Dalam salinan foto surat yang diterimadetikJabar pada Senin (14/9/2026), Beti menyampaikan keinginannya untuk pulang ke Tanah Air. Beberapa nama juga disebutkan dalam surat tersebut.
"Urang ditenen di kakana, eteh urang sien. Tuluy menta poto ejeng naon dei. Ejeng kedutaan Indo/Saudi Arabia pastina oge si**** disalahken. Hayang balik(saya di simpan di kakaknya, saya takut. Terus minta foto untuk apalagi. Untuk kedutaan Indonesia/Arab Saudi pasti si **** disalahkan. Ingin pulang)," demikian potongan isi surat Beti kepada kerabatnya di Sukabumi.
Lukas mengatakan, Beti memutuskan untuk mengadu nasib ke Riyadh sebagai Asisten Rumah Tangga(ART) pada tahun 2000 lalu setelah ia lulus Madrasah Aliyah. Bermodalkan izin keluarga, Beti diberangkatkan melalui jalur sponsor resmi di Cisaat.
Hingga tahun 2024, komunikasi Beti dengan keluarganya terputus total. Berkat bantuan sesama PMI, akhirnya kabar mengenai penahanan hingga tak diberi ubah pun terbongkar.
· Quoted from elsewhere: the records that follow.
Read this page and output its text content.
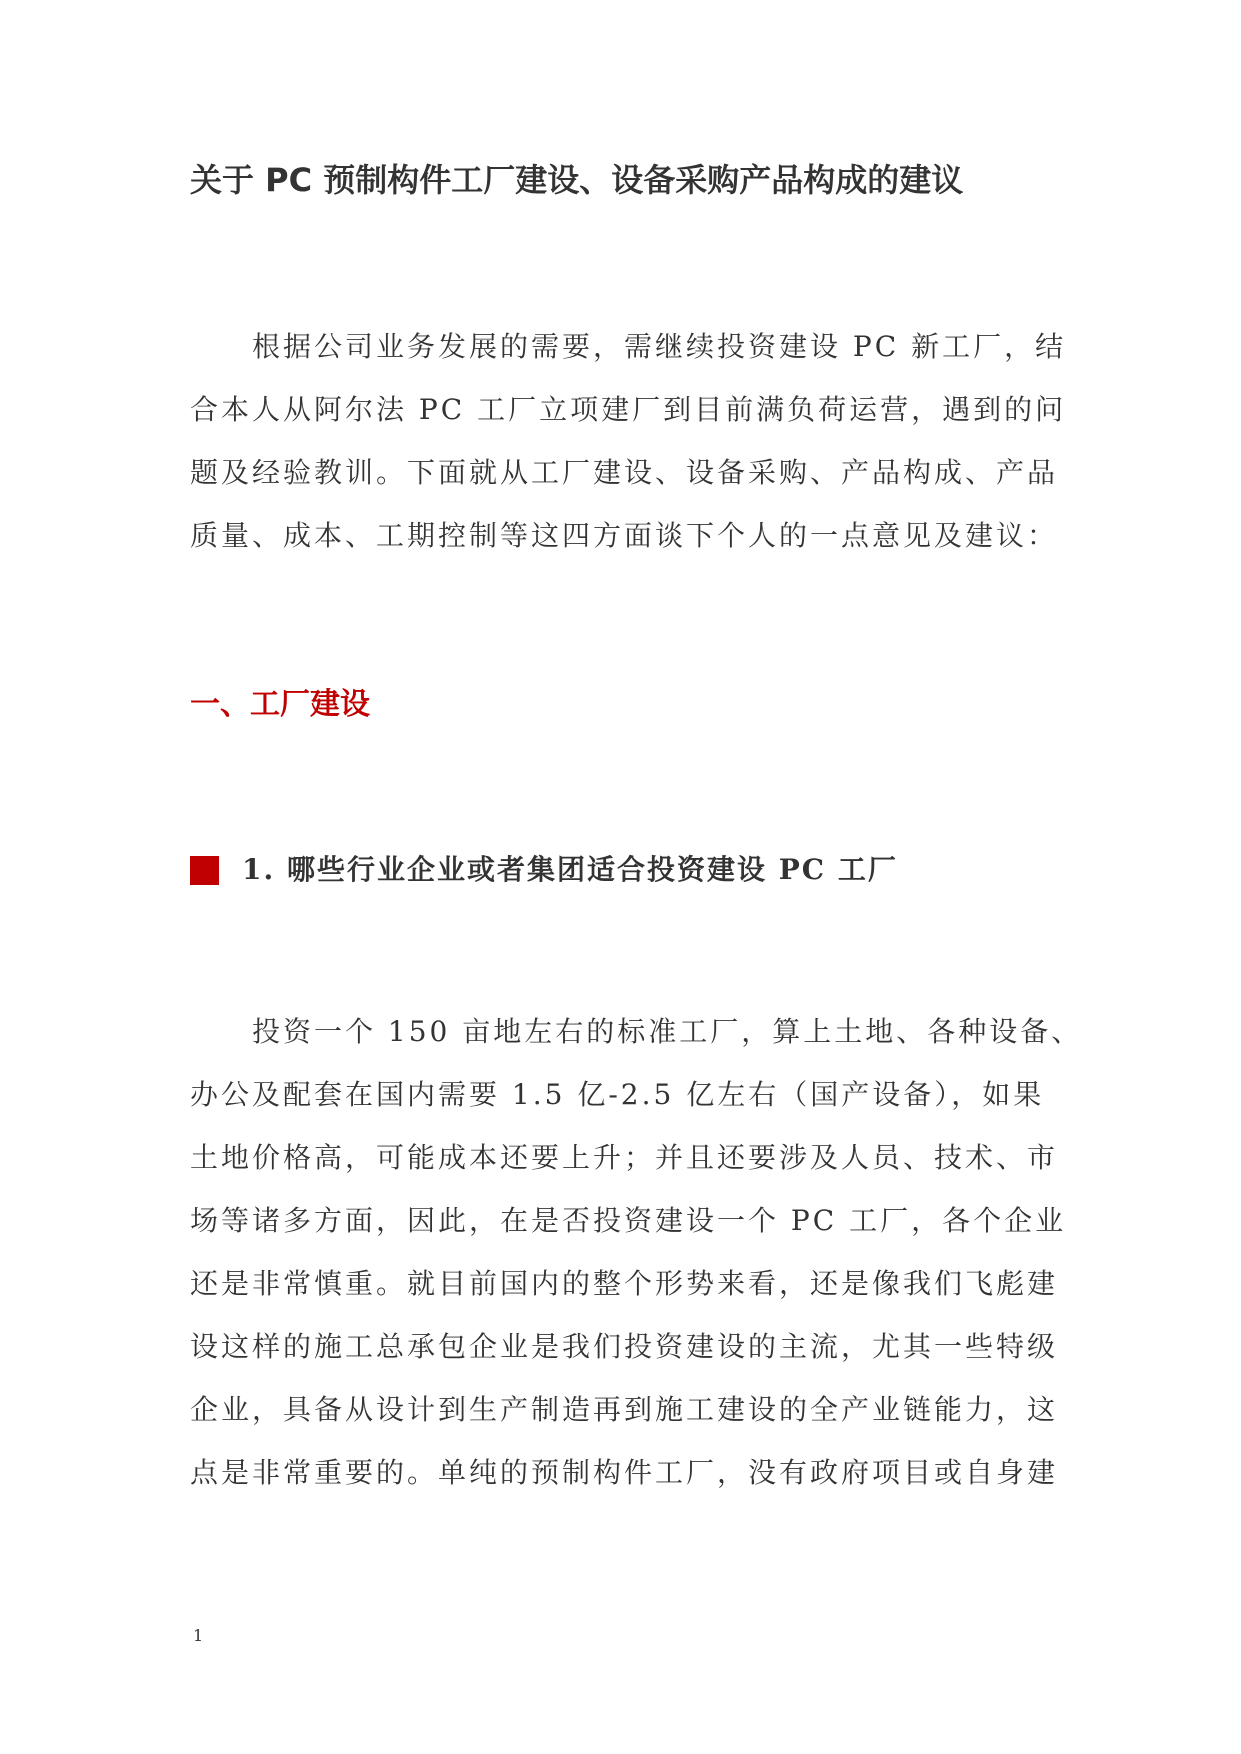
关于 PC 预制构件工厂建设、设备采购产品构成的建议
　　根据公司业务发展的需要，需继续投资建设 PC 新工厂，结
合本人从阿尔法 PC 工厂立项建厂到目前满负荷运营，遇到的问
题及经验教训。下面就从工厂建设、设备采购、产品构成、产品
质量、成本、工期控制等这四方面谈下个人的一点意见及建议：
一、工厂建设
1. 哪些行业企业或者集团适合投资建设 PC 工厂
　　投资一个 150 亩地左右的标准工厂，算上土地、各种设备、
办公及配套在国内需要 1.5 亿-2.5 亿左右（国产设备），如果
土地价格高，可能成本还要上升；并且还要涉及人员、技术、市
场等诸多方面，因此，在是否投资建设一个 PC 工厂，各个企业
还是非常慎重。就目前国内的整个形势来看，还是像我们飞彪建
设这样的施工总承包企业是我们投资建设的主流，尤其一些特级
企业，具备从设计到生产制造再到施工建设的全产业链能力，这
点是非常重要的。单纯的预制构件工厂，没有政府项目或自身建
1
"Dulu pernah satu kali katanya dapat gaji satu bulan, tapi dipinjam lagi, diambil lagi sama majikannya. Ya sama aja nggak ada," tutur Lukas.
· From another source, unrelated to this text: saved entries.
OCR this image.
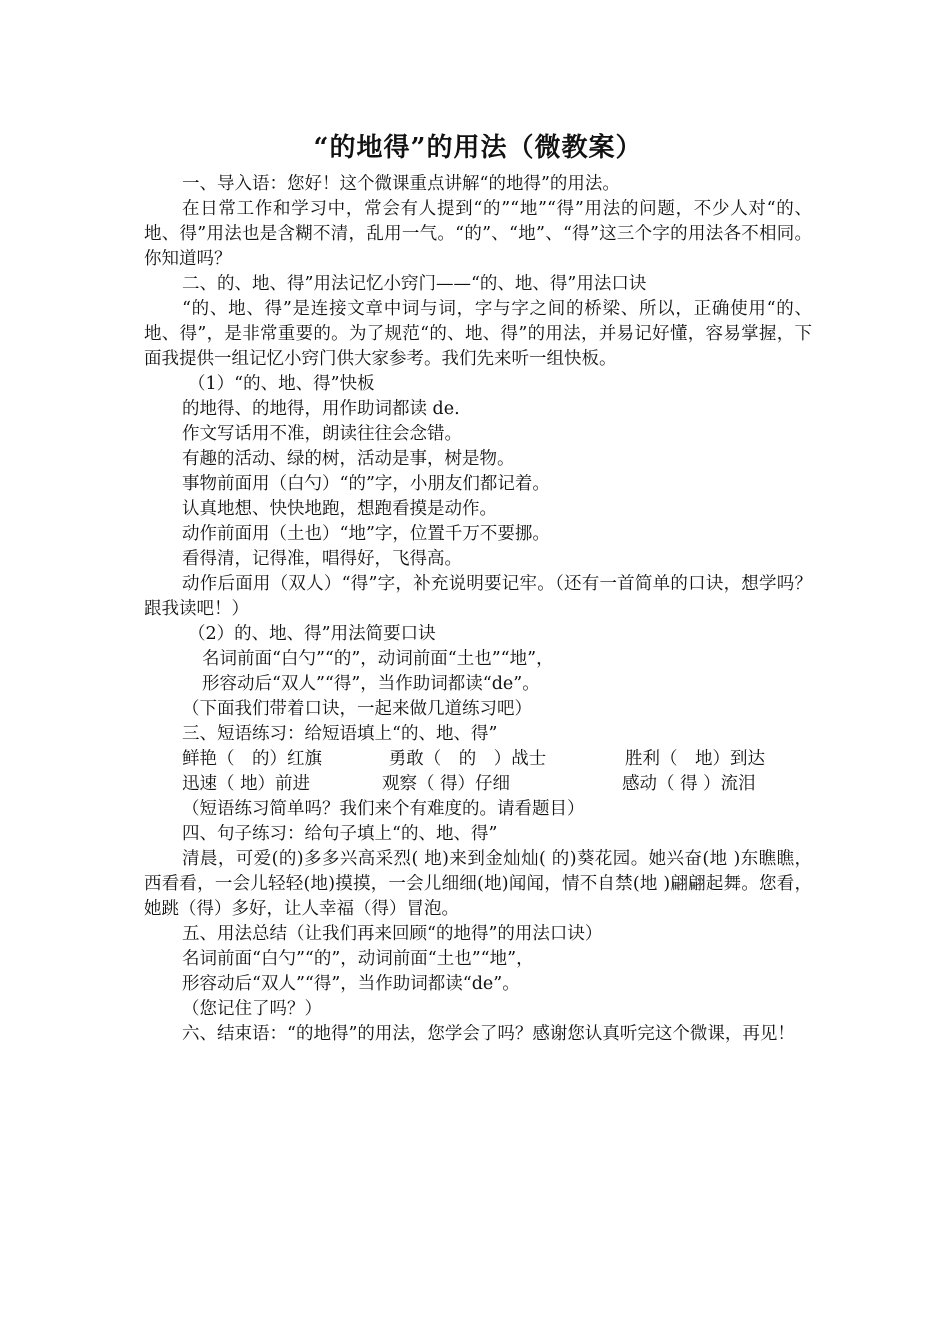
“的地得”的用法（微教案）

一、导入语：您好！这个微课重点讲解“的地得”的用法。

在日常工作和学习中，常会有人提到“的”“地”“得”用法的问题，不少人对“的、地、得”用法也是含糊不清，乱用一气。“的”、“地”、“得”这三个字的用法各不相同。你知道吗？

二、的、地、得”用法记忆小窍门——“的、地、得”用法口诀

“的、地、得”是连接文章中词与词，字与字之间的桥梁、所以，正确使用“的、地、得”，是非常重要的。为了规范“的、地、得”的用法，并易记好懂，容易掌握，下面我提供一组记忆小窍门供大家参考。我们先来听一组快板。

（1）“的、地、得”快板

的地得、的地得，用作助词都读 de.

作文写话用不准，朗读往往会念错。

有趣的活动、绿的树，活动是事，树是物。

事物前面用（白勺）“的”字，小朋友们都记着。

认真地想、快快地跑，想跑看摸是动作。

动作前面用（土也）“地”字，位置千万不要挪。

看得清，记得准，唱得好，飞得高。

动作后面用（双人）“得”字，补充说明要记牢。（还有一首简单的口诀，想学吗？跟我读吧！）

（2）的、地、得”用法简要口诀

名词前面“白勺”“的”，动词前面“土也”“地”，

形容动后“双人”“得”，当作助词都读“de”。

（下面我们带着口诀，一起来做几道练习吧）

三、短语练习：给短语填上“的、地、得”

鲜艳（　的）红旗	勇敢（　的　）战士	胜利（　地）到达
迅速（ 地）前进	观察（ 得）仔细	感动（ 得 ）流泪

（短语练习简单吗？我们来个有难度的。请看题目）

四、句子练习：给句子填上“的、地、得”

清晨，可爱(的)多多兴高采烈( 地)来到金灿灿( 的)葵花园。她兴奋(地 )东瞧瞧，西看看，一会儿轻轻(地)摸摸，一会儿细细(地)闻闻，情不自禁(地 )翩翩起舞。您看，她跳（得）多好，让人幸福（得）冒泡。

五、用法总结（让我们再来回顾“的地得”的用法口诀）

名词前面“白勺”“的”，动词前面“土也”“地”，

形容动后“双人”“得”，当作助词都读“de”。

（您记住了吗？）

六、结束语：“的地得”的用法，您学会了吗？感谢您认真听完这个微课，再见！
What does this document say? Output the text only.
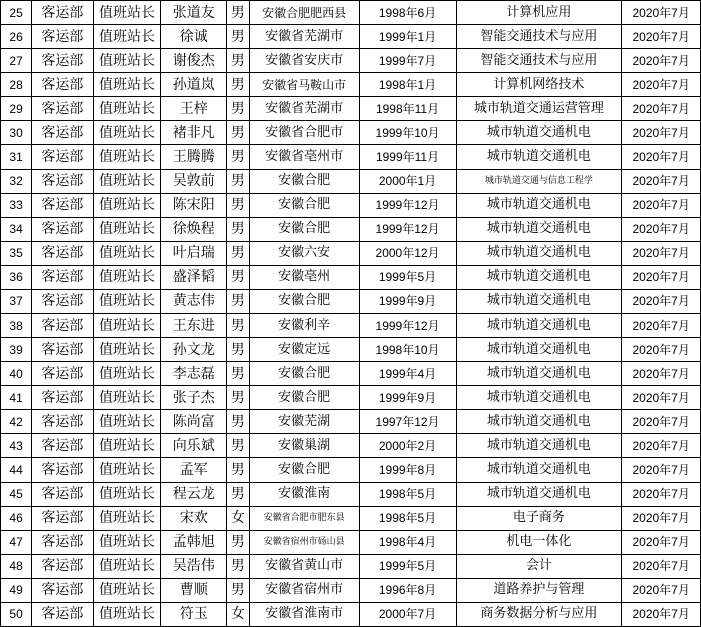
25	客运部	值班站长	张道友	男	安徽合肥肥西县	1998年6月	计算机应用	2020年7月
26	客运部	值班站长	徐诚	男	安徽省芜湖市	1999年1月	智能交通技术与应用	2020年7月
27	客运部	值班站长	谢俊杰	男	安徽省安庆市	1999年7月	智能交通技术与应用	2020年7月
28	客运部	值班站长	孙道岚	男	安徽省马鞍山市	1998年1月	计算机网络技术	2020年7月
29	客运部	值班站长	王梓	男	安徽省芜湖市	1998年11月	城市轨道交通运营管理	2020年7月
30	客运部	值班站长	褚非凡	男	安徽省合肥市	1999年10月	城市轨道交通机电	2020年7月
31	客运部	值班站长	王腾腾	男	安徽省亳州市	1999年11月	城市轨道交通机电	2020年7月
32	客运部	值班站长	吴敦前	男	安徽合肥	2000年1月	城市轨道交通与信息工程学	2020年7月
33	客运部	值班站长	陈宋阳	男	安徽合肥	1999年12月	城市轨道交通机电	2020年7月
34	客运部	值班站长	徐焕程	男	安徽合肥	1999年12月	城市轨道交通机电	2020年7月
35	客运部	值班站长	叶启瑞	男	安徽六安	2000年12月	城市轨道交通机电	2020年7月
36	客运部	值班站长	盛泽韬	男	安徽亳州	1999年5月	城市轨道交通机电	2020年7月
37	客运部	值班站长	黄志伟	男	安徽合肥	1999年9月	城市轨道交通机电	2020年7月
38	客运部	值班站长	王东进	男	安徽利辛	1999年12月	城市轨道交通机电	2020年7月
39	客运部	值班站长	孙文龙	男	安徽定远	1998年10月	城市轨道交通机电	2020年7月
40	客运部	值班站长	李志磊	男	安徽合肥	1999年4月	城市轨道交通机电	2020年7月
41	客运部	值班站长	张子杰	男	安徽合肥	1999年9月	城市轨道交通机电	2020年7月
42	客运部	值班站长	陈尚富	男	安徽芜湖	1997年12月	城市轨道交通机电	2020年7月
43	客运部	值班站长	向乐斌	男	安徽巢湖	2000年2月	城市轨道交通机电	2020年7月
44	客运部	值班站长	孟军	男	安徽合肥	1999年8月	城市轨道交通机电	2020年7月
45	客运部	值班站长	程云龙	男	安徽淮南	1998年5月	城市轨道交通机电	2020年7月
46	客运部	值班站长	宋欢	女	安徽省合肥市肥东县	1998年5月	电子商务	2020年7月
47	客运部	值班站长	孟韩旭	男	安徽省宿州市砀山县	1998年4月	机电一体化	2020年7月
48	客运部	值班站长	吴浩伟	男	安徽省黄山市	1999年5月	会计	2020年7月
49	客运部	值班站长	曹顺	男	安徽省宿州市	1996年8月	道路养护与管理	2020年7月
50	客运部	值班站长	符玉	女	安徽省淮南市	2000年7月	商务数据分析与应用	2020年7月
Dapat Perhatian Khusus KBRI
Keluarga di Kampung Lebaksiuh tidak tinggal diam. Lukas bersama relawan kemanusiaan telah mengadukan nasib adiknya ke Serikat Buruh Migran Indonesia (SBMI) Sukabumi untuk mencari keadilan.
"Alhamdulillah berkat bantuan dan doanya dari semua pihak, sekarang Beti (adik ku) sekarang sedang di proses dan jadi perhatian khusus pihak KBRI. Semoga lancar urusannya, terima kasih," katanya kepada detikJabar.
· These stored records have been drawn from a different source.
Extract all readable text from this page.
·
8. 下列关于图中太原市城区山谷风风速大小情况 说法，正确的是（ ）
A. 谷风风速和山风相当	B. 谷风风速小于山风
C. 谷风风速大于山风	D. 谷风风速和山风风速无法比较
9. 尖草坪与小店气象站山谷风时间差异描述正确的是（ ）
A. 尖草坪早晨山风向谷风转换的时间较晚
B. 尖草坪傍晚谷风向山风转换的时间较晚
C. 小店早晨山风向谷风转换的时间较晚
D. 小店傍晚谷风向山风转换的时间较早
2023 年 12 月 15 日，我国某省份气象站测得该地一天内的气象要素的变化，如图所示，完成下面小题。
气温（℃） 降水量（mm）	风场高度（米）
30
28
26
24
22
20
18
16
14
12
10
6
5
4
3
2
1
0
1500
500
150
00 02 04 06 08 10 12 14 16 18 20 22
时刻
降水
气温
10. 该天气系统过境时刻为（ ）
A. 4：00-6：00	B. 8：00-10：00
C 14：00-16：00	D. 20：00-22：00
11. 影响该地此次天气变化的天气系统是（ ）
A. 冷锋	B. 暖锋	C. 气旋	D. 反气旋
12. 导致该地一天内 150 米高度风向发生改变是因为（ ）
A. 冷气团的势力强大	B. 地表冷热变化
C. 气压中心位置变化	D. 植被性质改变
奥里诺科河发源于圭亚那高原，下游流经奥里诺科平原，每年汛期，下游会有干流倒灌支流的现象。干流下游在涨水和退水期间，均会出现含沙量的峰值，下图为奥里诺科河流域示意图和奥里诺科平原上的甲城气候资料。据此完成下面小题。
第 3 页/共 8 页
Kendati perhatian khusus dari Kedutaan Besar Republik Indonesia (KBRI) telah dikantongi, pihak keluarga menyebut kepulangan Beti belum memiliki tanggal pasti.
"Masih proses, belum ada informasi jadwal pemulangan," sambungnya.
Saat ini, keluarga berharap proses pelindungan, pemenuhan hak upah selama 26 tahun, serta kepulangan Beti ke tanah air dapat segera terealisasi berkat pendampingan perwakilan RI di luar negeri.
Sebelumnya diberitakan, cerita pilu menyelimuti kehidupan Beti Sri Wahyuni (43), seorang Pekerja Migran Indonesia (PMI) asal Desa Lebaksiuh, Kecamatan Kadudampit, Kabupaten Sukabumi, Jawa Barat.
Sudah 26 tahun lamanya Betty bertahan di Riyadh, Arab Saudi, tanpa kepastian gaji dan ruang untuk pulang ke tanah air.
Dalam video yang diterima detikJabar, Beti mengungkapkan kondisinya di tanah perantauan. Ia mengaku sudah tak tahan berada di Riyadh karena tak diberi gaji selama bekerja sebagai asisten rumah tangga (ART).
"Assalamualaikum, saya Beti dari Sukabumi. Saya sudah 26 tahun (bekerja) selama ini saya tidak dapat gaji dan tidak boleh berkomunikasi dengan keluarga. Saya ingin pulang, tolong bantuannya kepada pemerintah," ucap Beti dalam video tersebut.
Secara fisik dan perlakuan harian, Beti mengaku tidak mendapatkan kekerasan fisik dari majikannya. Namun, persoalan pemenuhan hak pekerja dan kebebasan menjadi penderitaan tersendiri yang harus ia panggul puluhan tahun.
Kini, majikan yang dulu mempekerjakan Beti telah meninggal dunia, dan tanggung jawab mempekerjakannya beralih ke anak sang majikan.
Seiring usianya yang terus bertambah tua, desakan rindu dan keinginan Beti untuk kembali ke kampung halaman kian membuncah. Sayangnya, niat tersebut selalu bertepuk sebelah tangan.